A card from my Grandpa to my Gram, part 2/2.
A card from my Grandpa to my Gram, part 1/3.
A card from my Grandpa to my Gram, part 2/3.
A card from my Grandpa to my Gram, part 3/3.
A card from my Grandpa to my Gram, part 1/2.
A card from my Grandpa to my Gram, part 2/2.
A card from my Grandpa to my Gram, part 1/2.
A card from my Grandpa to my Gram, part 2/2.
A card from my Grandpa to my Gram, part 1/2.
A card from my Grandpa to my Gram, part 2/2.
A card from my Grandpa to my Gram, part 1/3.
A card from my Grandpa to my Gram, part 2/3.
A card from my Grandpa to my Gram, part 3/3.
A card from my Grandpa to my Gram, part 1/2.
A card from my Grandpa to my Gram, part 2/2.

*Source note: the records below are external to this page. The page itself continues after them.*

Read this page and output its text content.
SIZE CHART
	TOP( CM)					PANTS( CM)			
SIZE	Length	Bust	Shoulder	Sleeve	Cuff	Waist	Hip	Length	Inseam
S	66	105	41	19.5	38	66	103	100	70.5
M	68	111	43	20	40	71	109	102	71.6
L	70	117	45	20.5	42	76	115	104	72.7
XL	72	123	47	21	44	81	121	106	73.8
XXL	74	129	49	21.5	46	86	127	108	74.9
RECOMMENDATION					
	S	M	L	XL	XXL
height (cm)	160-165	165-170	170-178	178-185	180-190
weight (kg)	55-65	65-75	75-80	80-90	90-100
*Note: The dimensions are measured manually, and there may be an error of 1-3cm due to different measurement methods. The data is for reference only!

A card from my Grandpa to my Gram, part 1/2.
A card from my Grandpa to my Gram, part 2/2.

Butterflies

My Grandma died in 2011. I have a really small family, her loss devastated us. She was our matriarch. After she passed my Mom was desperate for something from her, contact or a sign she was ok. I think within a year of her leaving us we went to a psychic fair, and we had some time to kill beforehand so we went out to get some food. We’re chatting up our waitress and at the end of our meal she gave us these butterfly rings. They were pretty and cute but we didn’t think much of it. So we part ways and eventually make it to go see a psychic, who said that whenever my Grandmother was near she’d show herself in the form of a butterfly. I never experienced something like that. It was fitting we put butterflies on my Moms prayer card. I also noticed we picked the same prayer for my Grandma’s card as well.